For discharges of uncontaminated water (such as rainwater) from excavations, you do not currently need an environmental permit if you meet the requirements of the temporary dewatering from excavations to surface water regulatory position statement.
The Environment Agency’s approach to groundwater protection is explained in its groundwater protection position statements.
Exempt water discharge and groundwater activities
You will not need an environmental permit for the following activities if you meet certain conditions. Check if you’re exempted from requiring an environmental permit:
- to discharge domestic sewage if you meet the general binding rules for discharges to a surface water or the general binding rules for discharges to ground
- for discharging substances as part of a groundwater tracer test or remediation scheme
- for cutting vegetation in or near inland freshwaters
Check the guidance for open-loop heat pump systems to find out if you:
- need a standard rules permit or bespoke permit for these systems
- can operate them under an exemption or regulatory position statement
Discharges in sewered areas
You should discharge your waste water to the public foul sewer whenever it’s reasonable to do so. You do not need an environmental permit to do this.
To find out if there is a public foul sewer near your property, contact your local water company. You may also need to ask your neighbours if their properties are connected to the public foul sewer, as water companies’ maps may not show all their sewers near you.
You must check with your sewerage undertaker (usually your local water company) before you:
- make a new connection to the public sewer
- discharge anything other than domestic sewage
Permits in sewered areas
The Environment Agency will not give you a permit for a private sewage treatment system if it’s reasonable for you to connect to the public sewer.
Their assessment of what is reasonable takes into account:
- the comparative costs of connecting to public sewer and installing a private sewage treatment system
- any physical barriers that would prevent you connecting to the public sewer
- any environmental benefits that would arise from installing a private sewage treatment system such as the reuse of treated effluent
They also consider how close you are to a public foul sewer. It’s likely that they will consider it reasonable for you to connect to a public foul sewer in the following scenarios.
For a single domestic property
If any boundary of the premises that your system serves is within 30 metres of the public foul sewer.

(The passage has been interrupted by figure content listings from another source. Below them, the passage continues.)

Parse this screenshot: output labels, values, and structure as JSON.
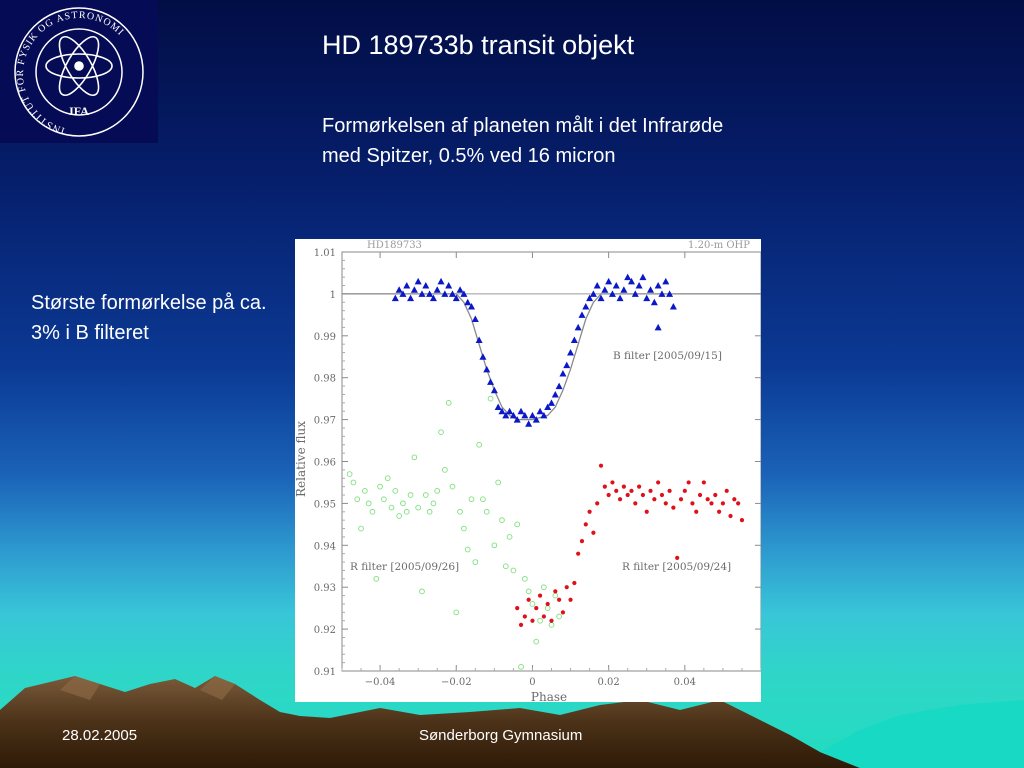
{
  "slide": {
    "title": "HD 189733b transit objekt",
    "subtitle": "Formørkelsen af planeten målt i det Infrarøde med Spitzer, 0.5% ved 16 micron",
    "side_note": "Største formørkelse på ca. 3% i B filteret"
  },
  "logo": {
    "ring_text": "INSTITUT FOR FYSIK OG ASTRONOMI",
    "abbrev": "IFA",
    "icon": "atom-icon"
  },
  "footer": {
    "date": "28.02.2005",
    "school": "Sønderborg Gymnasium"
  },
  "chart_data": {
    "type": "scatter",
    "title_left": "HD189733",
    "title_right": "1.20-m OHP",
    "xlabel": "Phase",
    "ylabel": "Relative flux",
    "xlim": [
      -0.05,
      0.06
    ],
    "ylim": [
      0.91,
      1.01
    ],
    "x_ticks": [
      -0.04,
      -0.02,
      0,
      0.02,
      0.04
    ],
    "x_tick_labels": [
      "−0.04",
      "−0.02",
      "0",
      "0.02",
      "0.04"
    ],
    "y_ticks": [
      0.91,
      0.92,
      0.93,
      0.94,
      0.95,
      0.96,
      0.97,
      0.98,
      0.99,
      1,
      1.01
    ],
    "y_tick_labels": [
      "0.91",
      "0.92",
      "0.93",
      "0.94",
      "0.95",
      "0.96",
      "0.97",
      "0.98",
      "0.99",
      "1",
      "1.01"
    ],
    "reference_line": 1.0,
    "grid": false,
    "series": [
      {
        "name": "B filter [2005/09/15]",
        "marker": "triangle",
        "color": "#0b18c8",
        "points": [
          [
            -0.036,
            0.999
          ],
          [
            -0.035,
            1.001
          ],
          [
            -0.034,
            1.0
          ],
          [
            -0.033,
            1.002
          ],
          [
            -0.032,
            0.999
          ],
          [
            -0.031,
            1.001
          ],
          [
            -0.03,
            1.003
          ],
          [
            -0.029,
            1.0
          ],
          [
            -0.028,
            1.002
          ],
          [
            -0.027,
            1.0
          ],
          [
            -0.026,
            0.999
          ],
          [
            -0.025,
            1.001
          ],
          [
            -0.024,
            1.003
          ],
          [
            -0.023,
            1.0
          ],
          [
            -0.022,
            1.002
          ],
          [
            -0.021,
            1.0
          ],
          [
            -0.02,
            0.999
          ],
          [
            -0.019,
            1.001
          ],
          [
            -0.018,
            1.0
          ],
          [
            -0.017,
            0.998
          ],
          [
            -0.016,
            0.997
          ],
          [
            -0.015,
            0.994
          ],
          [
            -0.014,
            0.989
          ],
          [
            -0.013,
            0.985
          ],
          [
            -0.012,
            0.982
          ],
          [
            -0.011,
            0.979
          ],
          [
            -0.01,
            0.977
          ],
          [
            -0.009,
            0.973
          ],
          [
            -0.008,
            0.972
          ],
          [
            -0.007,
            0.971
          ],
          [
            -0.006,
            0.972
          ],
          [
            -0.005,
            0.971
          ],
          [
            -0.004,
            0.97
          ],
          [
            -0.003,
            0.972
          ],
          [
            -0.002,
            0.971
          ],
          [
            -0.001,
            0.969
          ],
          [
            0.0,
            0.971
          ],
          [
            0.001,
            0.97
          ],
          [
            0.002,
            0.972
          ],
          [
            0.003,
            0.971
          ],
          [
            0.004,
            0.973
          ],
          [
            0.005,
            0.974
          ],
          [
            0.006,
            0.976
          ],
          [
            0.007,
            0.978
          ],
          [
            0.008,
            0.981
          ],
          [
            0.009,
            0.983
          ],
          [
            0.01,
            0.986
          ],
          [
            0.011,
            0.989
          ],
          [
            0.012,
            0.992
          ],
          [
            0.013,
            0.995
          ],
          [
            0.014,
            0.997
          ],
          [
            0.015,
            0.999
          ],
          [
            0.016,
            1.0
          ],
          [
            0.017,
            1.002
          ],
          [
            0.018,
            0.999
          ],
          [
            0.019,
            1.001
          ],
          [
            0.02,
            1.003
          ],
          [
            0.021,
            1.0
          ],
          [
            0.022,
            1.002
          ],
          [
            0.023,
            0.999
          ],
          [
            0.024,
            1.001
          ],
          [
            0.025,
            1.004
          ],
          [
            0.026,
            1.003
          ],
          [
            0.027,
            1.0
          ],
          [
            0.028,
            1.002
          ],
          [
            0.029,
            1.004
          ],
          [
            0.03,
            0.999
          ],
          [
            0.031,
            1.001
          ],
          [
            0.032,
            0.998
          ],
          [
            0.033,
            1.002
          ],
          [
            0.034,
            1.0
          ],
          [
            0.035,
            1.003
          ],
          [
            0.036,
            1.0
          ],
          [
            0.037,
            0.997
          ],
          [
            0.033,
            0.992
          ]
        ]
      },
      {
        "name": "R filter [2005/09/26]",
        "marker": "open-circle",
        "color": "#7de07d",
        "points": [
          [
            -0.048,
            0.957
          ],
          [
            -0.047,
            0.955
          ],
          [
            -0.046,
            0.951
          ],
          [
            -0.045,
            0.944
          ],
          [
            -0.044,
            0.953
          ],
          [
            -0.043,
            0.95
          ],
          [
            -0.042,
            0.948
          ],
          [
            -0.041,
            0.932
          ],
          [
            -0.04,
            0.954
          ],
          [
            -0.039,
            0.951
          ],
          [
            -0.038,
            0.956
          ],
          [
            -0.037,
            0.949
          ],
          [
            -0.036,
            0.953
          ],
          [
            -0.035,
            0.947
          ],
          [
            -0.034,
            0.95
          ],
          [
            -0.033,
            0.948
          ],
          [
            -0.032,
            0.952
          ],
          [
            -0.031,
            0.961
          ],
          [
            -0.03,
            0.949
          ],
          [
            -0.029,
            0.929
          ],
          [
            -0.028,
            0.952
          ],
          [
            -0.027,
            0.948
          ],
          [
            -0.026,
            0.95
          ],
          [
            -0.025,
            0.953
          ],
          [
            -0.024,
            0.967
          ],
          [
            -0.023,
            0.958
          ],
          [
            -0.022,
            0.974
          ],
          [
            -0.021,
            0.954
          ],
          [
            -0.02,
            0.924
          ],
          [
            -0.019,
            0.948
          ],
          [
            -0.018,
            0.944
          ],
          [
            -0.017,
            0.939
          ],
          [
            -0.016,
            0.951
          ],
          [
            -0.015,
            0.936
          ],
          [
            -0.014,
            0.964
          ],
          [
            -0.013,
            0.951
          ],
          [
            -0.012,
            0.948
          ],
          [
            -0.011,
            0.975
          ],
          [
            -0.01,
            0.94
          ],
          [
            -0.009,
            0.955
          ],
          [
            -0.008,
            0.946
          ],
          [
            -0.007,
            0.935
          ],
          [
            -0.006,
            0.942
          ],
          [
            -0.005,
            0.934
          ],
          [
            -0.004,
            0.945
          ],
          [
            -0.003,
            0.911
          ],
          [
            -0.002,
            0.932
          ],
          [
            -0.001,
            0.929
          ],
          [
            0.0,
            0.926
          ],
          [
            0.001,
            0.917
          ],
          [
            0.002,
            0.922
          ],
          [
            0.003,
            0.93
          ],
          [
            0.004,
            0.925
          ],
          [
            0.005,
            0.921
          ],
          [
            0.006,
            0.928
          ],
          [
            0.007,
            0.923
          ]
        ]
      },
      {
        "name": "R filter [2005/09/24]",
        "marker": "filled-circle",
        "color": "#e0101a",
        "points": [
          [
            -0.004,
            0.925
          ],
          [
            -0.003,
            0.921
          ],
          [
            -0.002,
            0.923
          ],
          [
            -0.001,
            0.927
          ],
          [
            0.0,
            0.922
          ],
          [
            0.001,
            0.925
          ],
          [
            0.002,
            0.928
          ],
          [
            0.003,
            0.923
          ],
          [
            0.004,
            0.926
          ],
          [
            0.005,
            0.922
          ],
          [
            0.006,
            0.929
          ],
          [
            0.007,
            0.927
          ],
          [
            0.008,
            0.924
          ],
          [
            0.009,
            0.93
          ],
          [
            0.01,
            0.927
          ],
          [
            0.011,
            0.931
          ],
          [
            0.012,
            0.938
          ],
          [
            0.013,
            0.941
          ],
          [
            0.014,
            0.945
          ],
          [
            0.015,
            0.948
          ],
          [
            0.016,
            0.943
          ],
          [
            0.017,
            0.95
          ],
          [
            0.018,
            0.959
          ],
          [
            0.019,
            0.954
          ],
          [
            0.02,
            0.952
          ],
          [
            0.021,
            0.955
          ],
          [
            0.022,
            0.953
          ],
          [
            0.023,
            0.951
          ],
          [
            0.024,
            0.954
          ],
          [
            0.025,
            0.952
          ],
          [
            0.026,
            0.953
          ],
          [
            0.027,
            0.95
          ],
          [
            0.028,
            0.954
          ],
          [
            0.029,
            0.952
          ],
          [
            0.03,
            0.948
          ],
          [
            0.031,
            0.953
          ],
          [
            0.032,
            0.951
          ],
          [
            0.033,
            0.955
          ],
          [
            0.034,
            0.952
          ],
          [
            0.035,
            0.95
          ],
          [
            0.036,
            0.953
          ],
          [
            0.037,
            0.949
          ],
          [
            0.038,
            0.937
          ],
          [
            0.039,
            0.951
          ],
          [
            0.04,
            0.953
          ],
          [
            0.041,
            0.955
          ],
          [
            0.042,
            0.95
          ],
          [
            0.043,
            0.948
          ],
          [
            0.044,
            0.952
          ],
          [
            0.045,
            0.955
          ],
          [
            0.046,
            0.951
          ],
          [
            0.047,
            0.95
          ],
          [
            0.048,
            0.952
          ],
          [
            0.049,
            0.948
          ],
          [
            0.05,
            0.95
          ],
          [
            0.051,
            0.953
          ],
          [
            0.052,
            0.947
          ],
          [
            0.053,
            0.951
          ],
          [
            0.054,
            0.95
          ],
          [
            0.055,
            0.946
          ]
        ]
      }
    ],
    "model_curve": {
      "name": "transit model",
      "color": "#8a8a8a",
      "x": [
        -0.05,
        -0.02,
        -0.018,
        -0.016,
        -0.014,
        -0.012,
        -0.01,
        -0.008,
        -0.006,
        -0.004,
        0.0,
        0.004,
        0.006,
        0.008,
        0.01,
        0.012,
        0.014,
        0.016,
        0.018,
        0.06
      ],
      "y": [
        1.0,
        1.0,
        0.998,
        0.994,
        0.988,
        0.982,
        0.977,
        0.973,
        0.971,
        0.97,
        0.97,
        0.971,
        0.973,
        0.977,
        0.982,
        0.988,
        0.994,
        0.998,
        1.0,
        1.0
      ]
    }
  }
}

If you’re building a development of more than one property
If the distance from the boundary (of the premises that your system serves) to the nearest public foul sewer is less than the number of houses multiplied by 30 metres.
Example If there are 3 properties then it’s if the distance is less than 90 metres (3 × 30 metres).
In some cases, the Environment Agency may ask you to consider connecting to the public foul sewer if it’s further away.
If some or all of your discharge is from anything other than domestic properties
If there are any public foul sewers within the distance from the boundary of the premises that your system serves, calculated using the following method.
Divide the maximum volume in cubic metres that you want to discharge from those other premises by 0.75 (1 cubic metre is 1000 litres). Multiply the result by 30 metres. This will give you a result in metres.
Example A discharge of 1.2 cubic metres divided by 0.75 gives 1.6, which multiplied by 30 gives a result of 48 metres. So, in this example, it’s if there is a public foul sewer within 48 meters.
If you cannot connect to a public foul sewer
If there is a good reason why you cannot connect to the public foul sewer (for example, if there is a river or a railway line in the way) then you must apply for a permit. You must provide evidence to justify this when you apply – this is explained in the guidance for part B6 of the application form.
The Environment Agency will decide whether to allow you to use a private sewerage system or whether you should connect to the public foul sewer instead.